Bereits damals war es um Abhörmaßnahmen des jungen FBI gegangen, welche das Oberste Bundesgericht gegen Brandeis’ Einspruch als verfassungsgemäß gebilligt hatte. Erst 1965 im Urteil Griswold gegen Connecticut entwickelte das amerikanische Verfassungsgericht dann eine eigene privacy-Doktrin, die aber lange vornehmlich dazu diente, etwa das Urteil über die Freigabe der Abtreibung (Roe gegen Wade, 1973) zu legitimieren oder das Recht auf Informationen über Empfängnisverhütung zu gewährleisten.

Privatheit als liberales Abwehrrecht der Bürger gegenüber einem allzu neugierigen Staatsleviathan kam, anders als in Deutschland und anderen europäischen Staaten, im amerikanischen Diskurs nur ganz am Rande vor. Die Clarke-Kommission hat jetzt, wie schon das Church Committee, diese Seite von Privatheit energisch in den Mittelpunkt gerückt.

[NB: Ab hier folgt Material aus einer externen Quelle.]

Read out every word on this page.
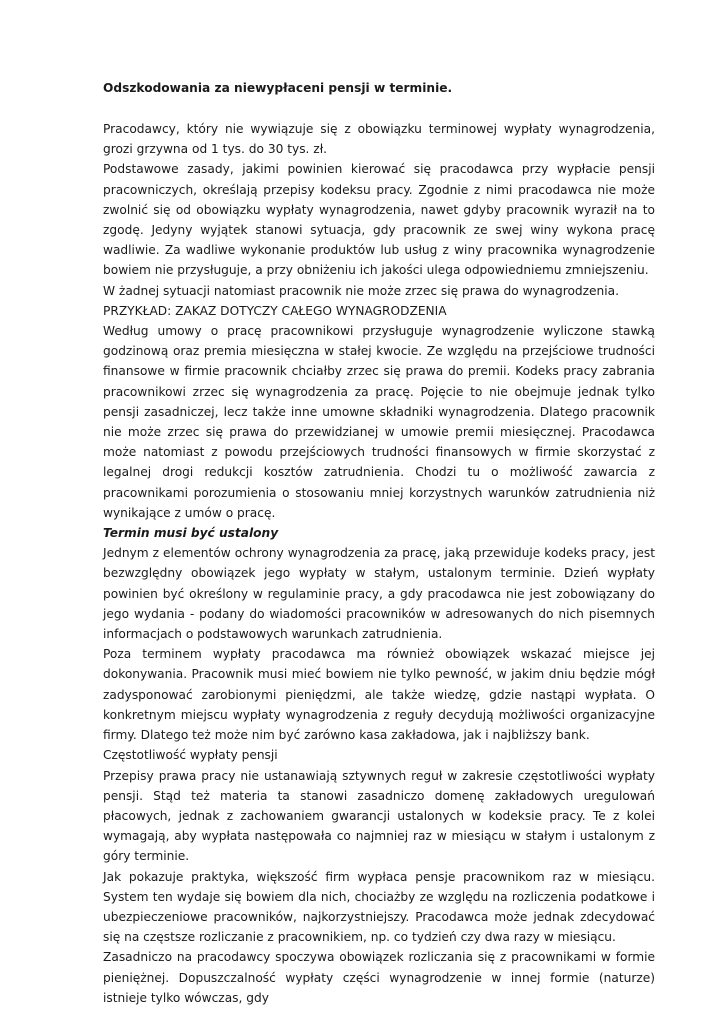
Odszkodowania za niewypłaceni pensji w terminie.

Pracodawcy, który nie wywiązuje się z obowiązku terminowej wypłaty wynagrodzenia, grozi grzywna od 1 tys. do 30 tys. zł.

Podstawowe zasady, jakimi powinien kierować się pracodawca przy wypłacie pensji pracowniczych, określają przepisy kodeksu pracy. Zgodnie z nimi pracodawca nie może zwolnić się od obowiązku wypłaty wynagrodzenia, nawet gdyby pracownik wyraził na to zgodę. Jedyny wyjątek stanowi sytuacja, gdy pracownik ze swej winy wykona pracę wadliwie. Za wadliwe wykonanie produktów lub usług z winy pracownika wynagrodzenie bowiem nie przysługuje, a przy obniżeniu ich jakości ulega odpowiedniemu zmniejszeniu.

W żadnej sytuacji natomiast pracownik nie może zrzec się prawa do wynagrodzenia.

PRZYKŁAD: ZAKAZ DOTYCZY CAŁEGO WYNAGRODZENIA

Według umowy o pracę pracownikowi przysługuje wynagrodzenie wyliczone stawką godzinową oraz premia miesięczna w stałej kwocie. Ze względu na przejściowe trudności finansowe w firmie pracownik chciałby zrzec się prawa do premii. Kodeks pracy zabrania pracownikowi zrzec się wynagrodzenia za pracę. Pojęcie to nie obejmuje jednak tylko pensji zasadniczej, lecz także inne umowne składniki wynagrodzenia. Dlatego pracownik nie może zrzec się prawa do przewidzianej w umowie premii miesięcznej. Pracodawca może natomiast z powodu przejściowych trudności finansowych w firmie skorzystać z legalnej drogi redukcji kosztów zatrudnienia. Chodzi tu o możliwość zawarcia z pracownikami porozumienia o stosowaniu mniej korzystnych warunków zatrudnienia niż wynikające z umów o pracę.

Termin musi być ustalony

Jednym z elementów ochrony wynagrodzenia za pracę, jaką przewiduje kodeks pracy, jest bezwzględny obowiązek jego wypłaty w stałym, ustalonym terminie. Dzień wypłaty powinien być określony w regulaminie pracy, a gdy pracodawca nie jest zobowiązany do jego wydania - podany do wiadomości pracowników w adresowanych do nich pisemnych informacjach o podstawowych warunkach zatrudnienia.

Poza terminem wypłaty pracodawca ma również obowiązek wskazać miejsce jej dokonywania. Pracownik musi mieć bowiem nie tylko pewność, w jakim dniu będzie mógł zadysponować zarobionymi pieniędzmi, ale także wiedzę, gdzie nastąpi wypłata. O konkretnym miejscu wypłaty wynagrodzenia z reguły decydują możliwości organizacyjne firmy. Dlatego też może nim być zarówno kasa zakładowa, jak i najbliższy bank.

Częstotliwość wypłaty pensji

Przepisy prawa pracy nie ustanawiają sztywnych reguł w zakresie częstotliwości wypłaty pensji. Stąd też materia ta stanowi zasadniczo domenę zakładowych uregulowań płacowych, jednak z zachowaniem gwarancji ustalonych w kodeksie pracy. Te z kolei wymagają, aby wypłata następowała co najmniej raz w miesiącu w stałym i ustalonym z góry terminie.

Jak pokazuje praktyka, większość firm wypłaca pensje pracownikom raz w miesiącu. System ten wydaje się bowiem dla nich, chociażby ze względu na rozliczenia podatkowe i ubezpieczeniowe pracowników, najkorzystniejszy. Pracodawca może jednak zdecydować się na częstsze rozliczanie z pracownikiem, np. co tydzień czy dwa razy w miesiącu.

Zasadniczo na pracodawcy spoczywa obowiązek rozliczania się z pracownikami w formie pieniężnej. Dopuszczalność wypłaty części wynagrodzenie w innej formie (naturze) istnieje tylko wówczas, gdy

Es hapert an der Umsetzung

Dabei greift sie tief in die Geschichte zurück, um zu belegen, wie verführerisch paranoide Paniken immer wieder waren, um dem Staat Instrumente an die Hand zu geben, die legitimen Freiheitsrechte seiner Bürger aus angeblicher Angst um deren Sicherheit auszuhebeln.1798 beispielsweise sorgte die Angst vor einer profranzösischen Verschwörung auf dem Boden der jungen nordamerikanischen Republik dafür, oppositionelle Zeitungen der Demokratischen Republikaner um Thomas Jefferson ebenso verbieten zu lassen wie jegliche Opposition gegen die amtierende Regierung John Adams.

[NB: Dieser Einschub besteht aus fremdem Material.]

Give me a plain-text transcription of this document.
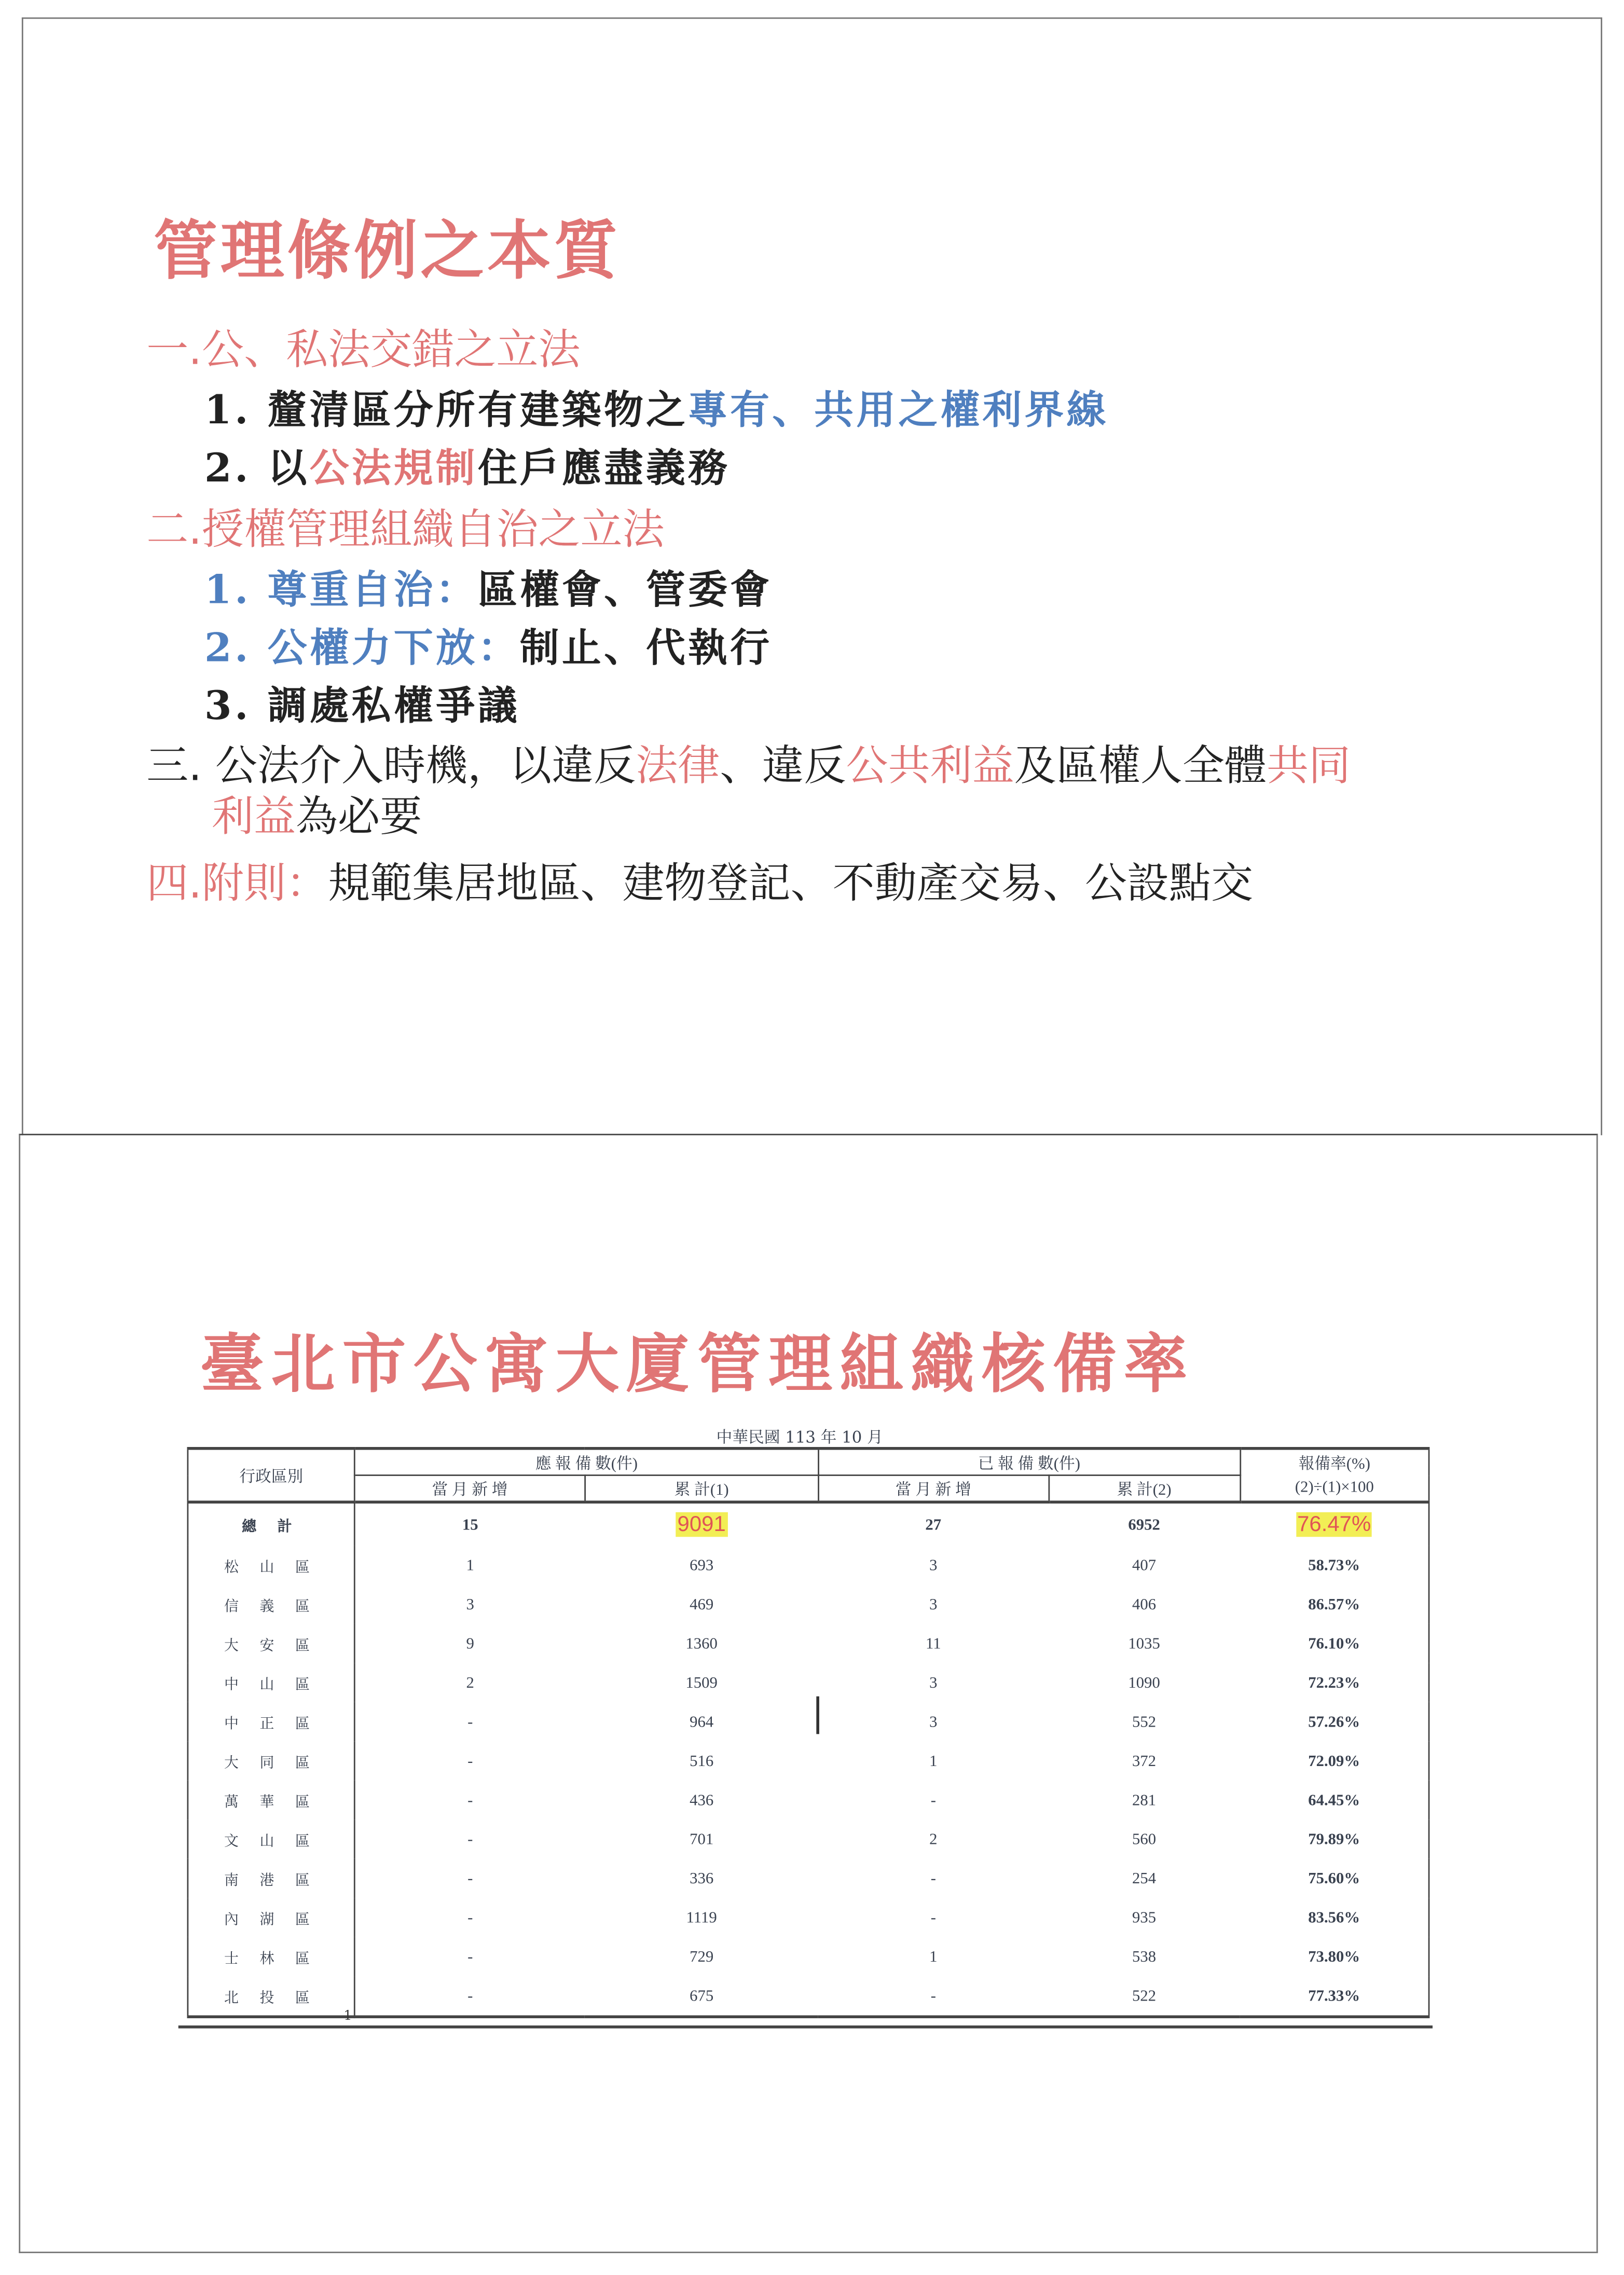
管理條例之本質
一.公、私法交錯之立法
1. 釐清區分所有建築物之專有、共用之權利界線
2. 以公法規制住戶應盡義務
二.授權管理組織自治之立法
1. 尊重自治：區權會、管委會
2. 公權力下放：制止、代執行
3. 調處私權爭議
三. 公法介入時機，以違反法律、違反公共利益及區權人全體共同
利益為必要
四.附則：規範集居地區、建物登記、不動產交易、公設點交
臺北市公寓大廈管理組織核備率
中華民國 113 年 10 月
行政區別	應 報 備 數(件)		已 報 備 數(件)		報備率(%)
	當 月 新 增	累 計(1)	當 月 新 增	累 計(2)	(2)÷(1)×100
總 計	15	9091	27	6952	76.47%
松 山 區	1	693	3	407	58.73%
信 義 區	3	469	3	406	86.57%
大 安 區	9	1360	11	1035	76.10%
中 山 區	2	1509	3	1090	72.23%
中 正 區	-	964	3	552	57.26%
大 同 區	-	516	1	372	72.09%
萬 華 區	-	436	-	281	64.45%
文 山 區	-	701	2	560	79.89%
南 港 區	-	336	-	254	75.60%
內 湖 區	-	1119	-	935	83.56%
士 林 區	-	729	1	538	73.80%
北 投 區	-	675	-	522	77.33%
1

Auch danach, gleichgültig ob im Bürgerkrieg, in auswärtigen Kriegen oder angesichts imaginierter Verschwörungen, waren Regierungen nie frei von der Versuchung, Sicherheit gegen Freiheit auszuspielen. Der historische Befund warnt somit vor gar zu leichtfertigem Vertrauen in die Institutionen selbst des demokratischen Staats. Ausgehend von dieser bemerkenswerten Kernthese, die einer Ohrfeige für die amerikanische Politik seit 2001 gleichkommt, bemüht sich die Kommission in ihrem Bericht, ganz konkrete Anweisungen für eine Reform der Aufsicht und Kontrolle der Geheimdienste zu geben.

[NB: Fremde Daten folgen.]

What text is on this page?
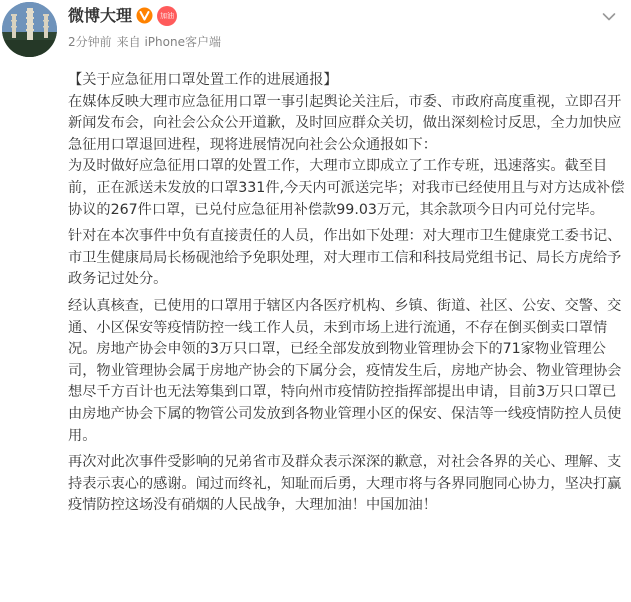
微博大理	加油
2分钟前 来自 iPhone客户端

【关于应急征用口罩处置工作的进展通报】

在媒体反映大理市应急征用口罩一事引起舆论关注后，市委、市政府高度重视，立即召开新闻发布会，向社会公众公开道歉，及时回应群众关切，做出深刻检讨反思，全力加快应急征用口罩退回进程，现将进展情况向社会公众通报如下：

为及时做好应急征用口罩的处置工作，大理市立即成立了工作专班，迅速落实。截至目前，正在派送未发放的口罩331件,今天内可派送完毕；对我市已经使用且与对方达成补偿协议的267件口罩，已兑付应急征用补偿款99.03万元，其余款项今日内可兑付完毕。

针对在本次事件中负有直接责任的人员，作出如下处理：对大理市卫生健康党工委书记、市卫生健康局局长杨砚池给予免职处理，对大理市工信和科技局党组书记、局长方虎给予政务记过处分。

经认真核查，已使用的口罩用于辖区内各医疗机构、乡镇、街道、社区、公安、交警、交通、小区保安等疫情防控一线工作人员，未到市场上进行流通，不存在倒买倒卖口罩情况。房地产协会申领的3万只口罩，已经全部发放到物业管理协会下的71家物业管理公司，物业管理协会属于房地产协会的下属分会，疫情发生后，房地产协会、物业管理协会想尽千方百计也无法筹集到口罩，特向州市疫情防控指挥部提出申请，目前3万只口罩已由房地产协会下属的物管公司发放到各物业管理小区的保安、保洁等一线疫情防控人员使用。

再次对此次事件受影响的兄弟省市及群众表示深深的歉意，对社会各界的关心、理解、支持表示衷心的感谢。闻过而终礼，知耻而后勇，大理市将与各界同胞同心协力，坚决打赢疫情防控这场没有硝烟的人民战争，大理加油！中国加油！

Diese 46 Vorschläge nehmen den größten Raum des Bändchens ein. Sie sind gründlich erarbeitet, detailliert und zeugen von der Expertise der Kommission. Dennoch hat man nicht das Gefühl, die Regierung Obama habe es besonders eilig, sie umzusetzen. Offenbar leben wir weder in einer idealen Welt noch in der nächstbesten.